I breathed a sigh of relief. It had been a long time since I’d seen Blayde so evenly matched, and if she’d lost here...
“Kill me,” the Kroll ordered.
“No. You have been a worthy opponent. You shall not die today.”
“Look, all that goddess stuff earlier? Just trying to flatter you. We both know I’m just an image projected into your subconscious. Kill me now, and you get what you came for!”
“I don’t give a shit. I win, so I get to not kill you. I walked through my murder field. I don’t want to add another corpse to it. Even if you already live rent-free inside my head.”
“Suit yourself, then,” she snickered.
She grabbed Blayde’s foot, propelling her off their chest. They grabbed the staff with both hands, thwacking her across her midriff and forcing her to the ground, pinning her under the staff with their entire body weight over her chest.
Blayde heaved as I darted forward to help her, only to be thrown back by a hand of stone. I pushed myself up, desperate to see the scene, to act, to stop her, but the stranger was already lifting her hand to undo the wrap around her head—
Now Blayde looked down at Blayde with fury burning from her eyes.
I should have seen it coming. Who else could guard Blayde’s memories as efficiently as Blayde herself? My heart pounded in my chest, so hard I thought it might break a rib. Could the Blayde from Blayde’s subconscious kill her true self? And if I lost Blayde, here... I would lose myself, too, in more ways than one. I gripped my seat, except that it was a rock, so my fingers scraped against stone, nails tearing.
“You are weak,” said Other Blayde through gritted teeth, pushed down on her future self’s throat. “Weak. Weak and useless.”
“Oh my stars, this is exactly what I wanted,” said Blayde. “This is so hot. Quick, let me conjure up a thermal pool—”
Other Blayde ripped the staff away, gagging.
“You are worse off without your memories,” she continued, the staff in her hand dissolving into nothing. “Losing them has made you weak. And, dare I say, gross. Thus, you need the memories back. But know this. I hid the memories for a reason. Whatever you get back, you do so at your own risk.”
“How do I...”
“For the full ride, just hop into that hole right there.” The gate flew open, and a massive black hole appeared directly behind it. “That will trigger the recall. You may not want to see everything; it’s very long. But you’ll figure out how to travel through it soon enough. It ain’t rocket science. Don’t expect to remember everything at once. It’s been a while, and the memories of boring things like walking somewhere or going to the bathroom are probably gone for good. Pieces of conversation won’t all be there. But that’s no fault of your own. It’s not like you’re in control of your subconscious. Just there for the ride.”
And with that, Other Blayde zapped out of existence, leaving the two of us in stunned silence in the middle of the dusty canyon.
Blayde marched right over to the sinkhole and peered down. I joined her, crouching over the edge and staring into the pit. Dark like a black hole, but with none of the pull—except emotionally.
“So, are we going to do this?” I asked, a little tremor of fear rushing through my veins.
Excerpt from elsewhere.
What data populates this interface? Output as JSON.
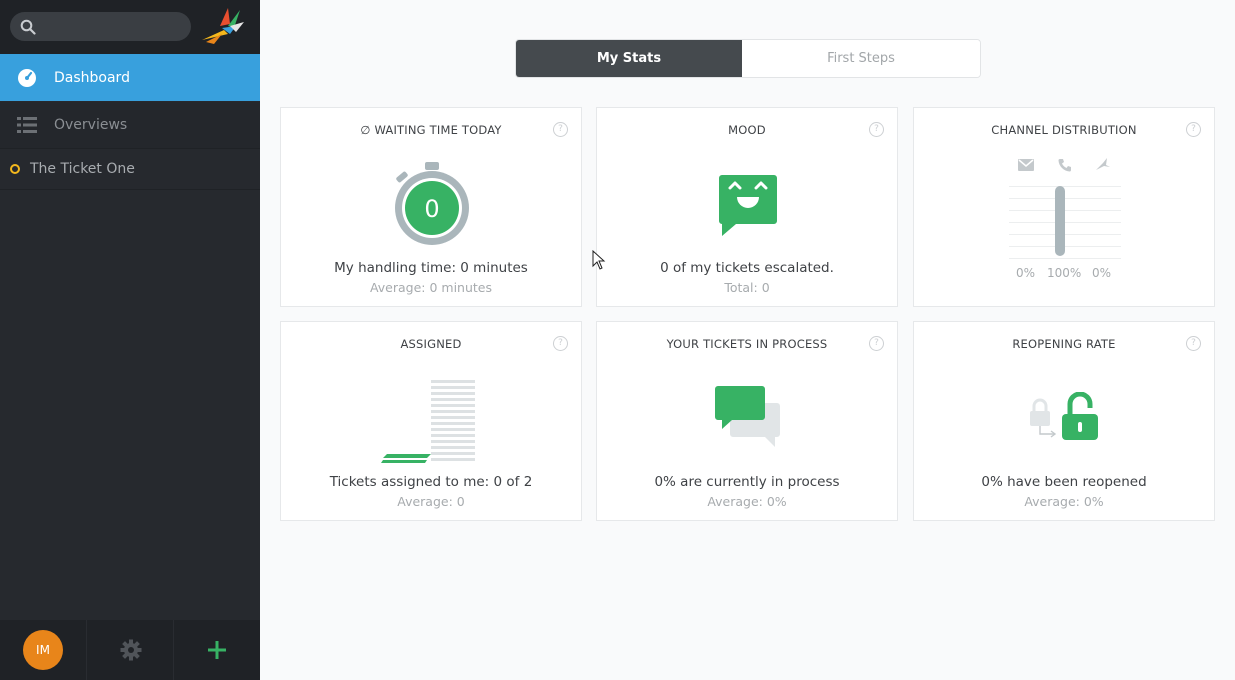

This was it. The moment of truth. We would know where we were from, where home was. My hands shook as I stared into the pool. Who would I be when I came out the other side?
“Only if you’re ready,” she said.
“You sure you want to do this?”
She took a deep breath. “No. We locked these memories away for a reason, Zander. What if we can’t handle the truth?”
“We locked them away because we weren’t strong enough to face them,” I replied. “I don’t know about you, but I’m strong enough now.”
“Let’s hope so,” she said, taking my hand. “Let’s face our past.”